I hope my concern is clear: When a member is suffering due to treatment of others in the church, there must be a way to speak and to be heard, though speaking about untenable abuse is not "positive, wonderful, and beautiful". If targets of abuse are mandated to speak only positive things, they can be (and are) silenced and shunned and shamed, abusers can fool congregations by speaking "positive, wonderful, and beautiful" words, and silent abuse is perpetuated. One cannot and should not be expected to speak to no one in the church, and only to go to legal authorities, to avoid "negative speaking" among their church family members.... If someone indeed needs to go to law enforcement, someone in their church community is likely needed to help and guide them in that direction.

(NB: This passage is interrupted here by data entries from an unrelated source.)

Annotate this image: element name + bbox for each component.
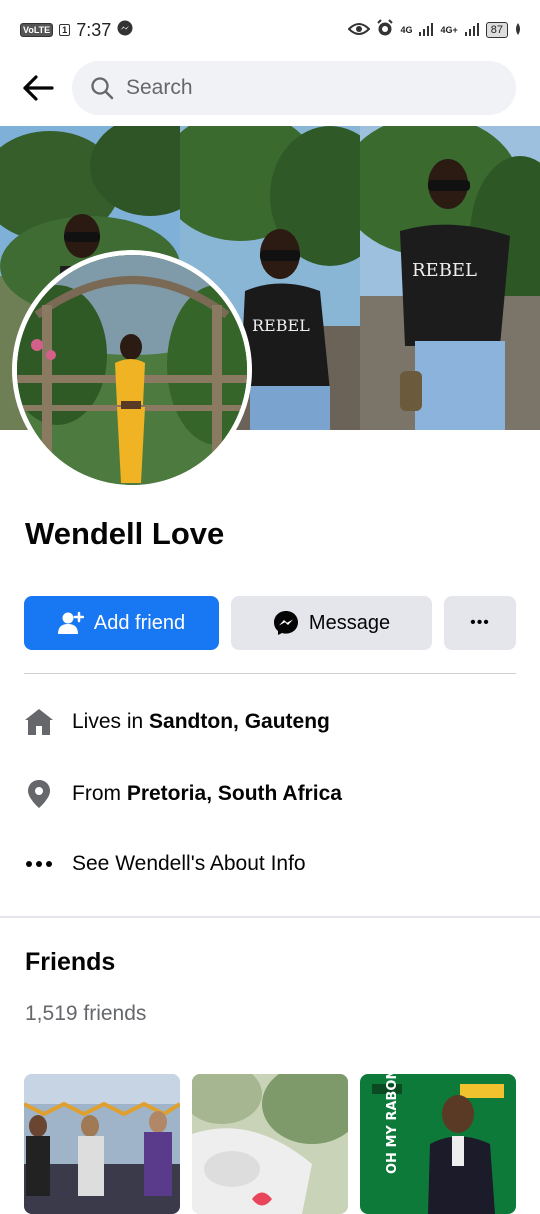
alarm-icon bbox=[376, 18, 394, 42]
friends-grid: OH MY RABONI bbox=[24, 1074, 516, 1214]
battery-indicator: 87 bbox=[485, 22, 508, 38]
message-label: Message bbox=[308, 611, 391, 634]
network-label-1: 4G bbox=[400, 25, 413, 35]
friend-thumbnail[interactable]: OH MY RABONI bbox=[360, 1074, 516, 1214]
home-icon bbox=[24, 708, 54, 736]
eye-icon bbox=[348, 20, 371, 41]
info-from[interactable]: From Pretoria, South Africa bbox=[24, 774, 516, 814]
messenger-notification-icon bbox=[117, 20, 133, 41]
add-friend-button[interactable]: Add friend bbox=[24, 596, 219, 650]
search-icon bbox=[91, 77, 114, 100]
about-info-link: See Wendell's About Info bbox=[72, 852, 306, 875]
sim-indicator: 1 bbox=[59, 24, 71, 36]
status-time: 7:37 bbox=[76, 19, 112, 40]
volte-indicator: VoLTE bbox=[20, 23, 54, 37]
lives-in-text: Lives in Sandton, Gauteng bbox=[72, 710, 330, 734]
svg-text:REBEL: REBEL bbox=[412, 260, 477, 281]
from-prefix: From bbox=[72, 782, 127, 805]
friend-thumbnail[interactable] bbox=[192, 1074, 348, 1214]
more-dots-icon: ••• bbox=[470, 614, 490, 631]
status-bar: VoLTE 1 7:37 4G 4G+ 87 bbox=[0, 0, 540, 60]
message-button[interactable]: Message bbox=[231, 596, 432, 650]
leaf-icon bbox=[514, 20, 522, 41]
from-place: Pretoria, South Africa bbox=[126, 782, 342, 805]
info-about[interactable]: See Wendell's About Info bbox=[24, 844, 516, 884]
svg-text:OH MY RABONI: OH MY RABONI bbox=[385, 1074, 400, 1174]
search-placeholder: Search bbox=[126, 76, 193, 99]
profile-picture[interactable] bbox=[12, 250, 252, 490]
profile-name: Wendell Love bbox=[25, 516, 225, 551]
add-friend-label: Add friend bbox=[93, 611, 186, 634]
friend-thumbnail[interactable] bbox=[24, 1074, 180, 1214]
section-divider bbox=[0, 916, 540, 918]
messenger-icon bbox=[273, 611, 298, 635]
search-input[interactable]: Search bbox=[72, 61, 516, 115]
back-button[interactable] bbox=[18, 68, 58, 108]
profile-actions: Add friend Message ••• bbox=[24, 596, 516, 650]
add-person-icon bbox=[57, 611, 84, 634]
signal-icon-2 bbox=[464, 20, 480, 41]
divider bbox=[24, 673, 516, 674]
location-pin-icon bbox=[24, 779, 54, 809]
signal-icon-1 bbox=[418, 20, 434, 41]
friends-heading[interactable]: Friends bbox=[25, 948, 115, 977]
info-lives-in[interactable]: Lives in Sandton, Gauteng bbox=[24, 702, 516, 742]
from-text: From Pretoria, South Africa bbox=[72, 782, 342, 806]
top-bar: Search bbox=[0, 60, 540, 116]
back-arrow-icon bbox=[23, 75, 54, 101]
lives-in-place: Sandton, Gauteng bbox=[149, 710, 330, 733]
cover-photo-panel-3: REBEL bbox=[360, 126, 540, 430]
friends-count: 1,519 friends bbox=[25, 1002, 147, 1025]
svg-text:REBEL: REBEL bbox=[252, 316, 310, 335]
network-label-2: 4G+ bbox=[440, 25, 458, 35]
more-dots-icon bbox=[24, 860, 54, 868]
more-options-button[interactable]: ••• bbox=[444, 596, 516, 650]
lives-in-prefix: Lives in bbox=[72, 710, 150, 733]
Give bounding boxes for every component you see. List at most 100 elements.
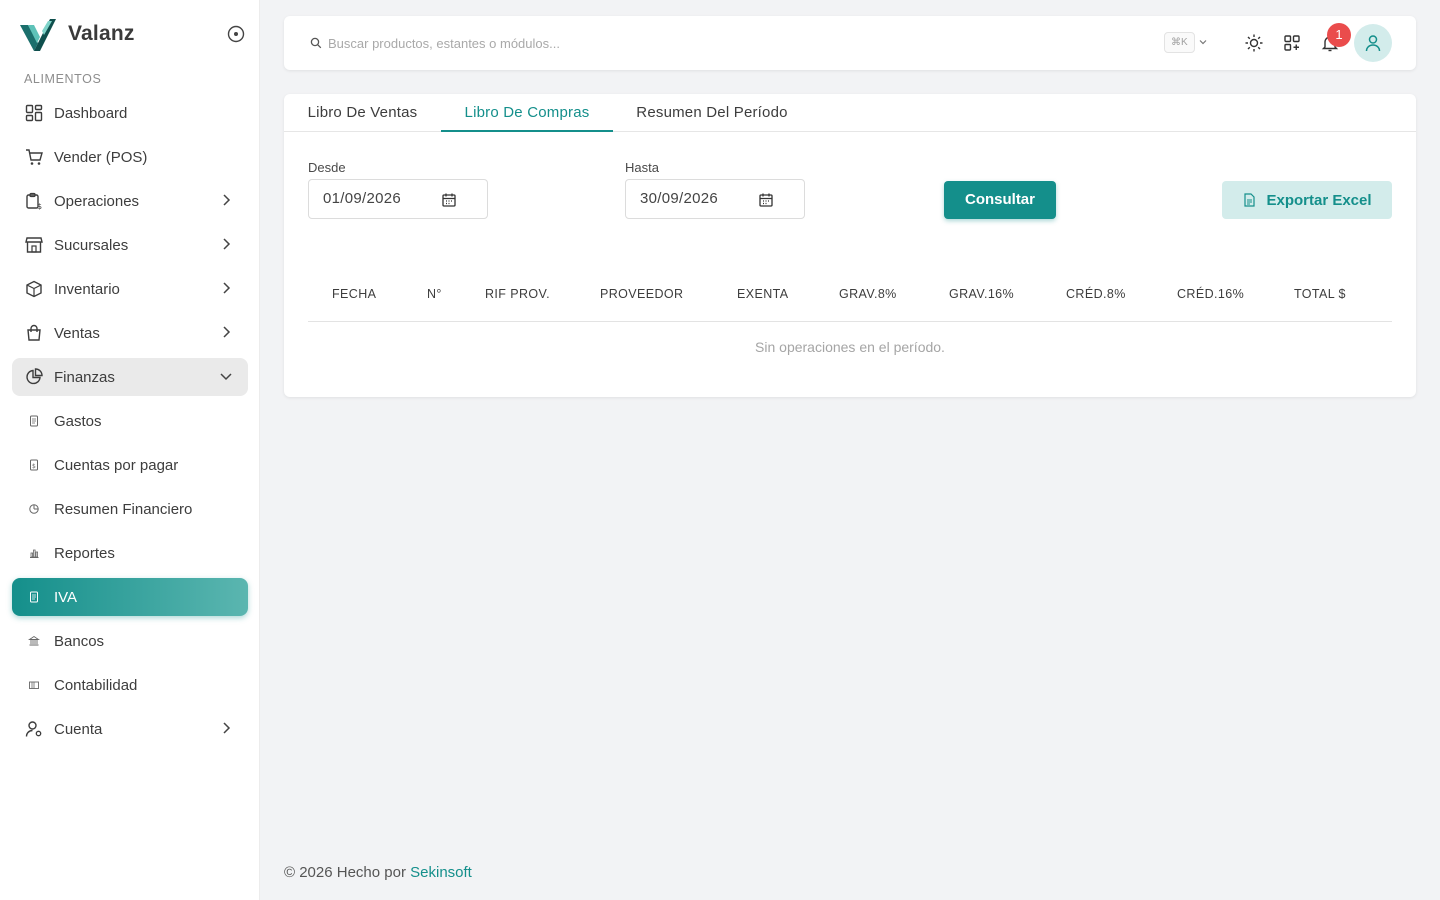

My mandated reporter training left no room for teachers to avoid "negative speaking", for teachers to shut down reports of child abuse, whether being made by a victim or a witness, by a child, a colleague, or anyone else. One is not legally allowed to silence a person speaking out about abuse, even if the sense that the teacher gets is pain, anxiety, fear, isolation, or depression. A teacher is required to listen, even if the result is inconvenient, emotionally painful, physically sickening, or cognitively crippling - sleeplessness, anger, or a host of other symptoms caused by traumatic experiences. Mandated reporters must be there for the vulnerable, because we are a line of defense in our community. We are responsible for the safety and well-being of our students - not as specialists, but as caring adults in their lives.


Church members, especially "responsible" ones (referred to as clergy in many Christian circles), bear responsibility for the safety and well-being of their congregation - typified in the Bible by shepherds of sheep. No, they are not generally trained specialists in such cases - just as we teachers are usually not trained doctors or therapists or law enforcement officers. They are normal humans who care, who are likely to suffer from Secondary Traumatic Stress, but who accept that risk because the alternative is perpetual abuse of the vulnerable, at the hands of evildoers, resulting in trauma that affects generations to follow. They are normal and healthy people responding to abnormal, unhealthy behaviors.


As a teacher, I am legally required to complete training on mandating reporting, to do my part to prevent abuse in our community by adhering to human government's protocol. If I don't meet that requirement, I can lose my job and even be put in jail. As God's people, what requirements are on us? Micah 6:8 says that our Lord requires that we do justice, love kindness, and walk humbly with our God. Let's all take His requirement seriously. Abuse and neglect have no part in healthy and normal communities of people, made in the image of their Creator, living as their Lord requires: acting justly, loving kindness, and walking humbly with their God.


P.S. The day after writing the above... I am now reviewing laws on harassment. Again, I have been told by a church elder that if any law is broken, one should go straight to legal authorities (He added, "Full stop.") However, sometimes it takes decades for a victim to process unlawful violation of one's person and rights, and in a church setting, I believe complaints about offenses should be taken seriously, and victims/witnesses should never be silenced, threatened and shamed when seeking help from "responsible" ones (or from whomever they feel safe and comfortable enough to open to).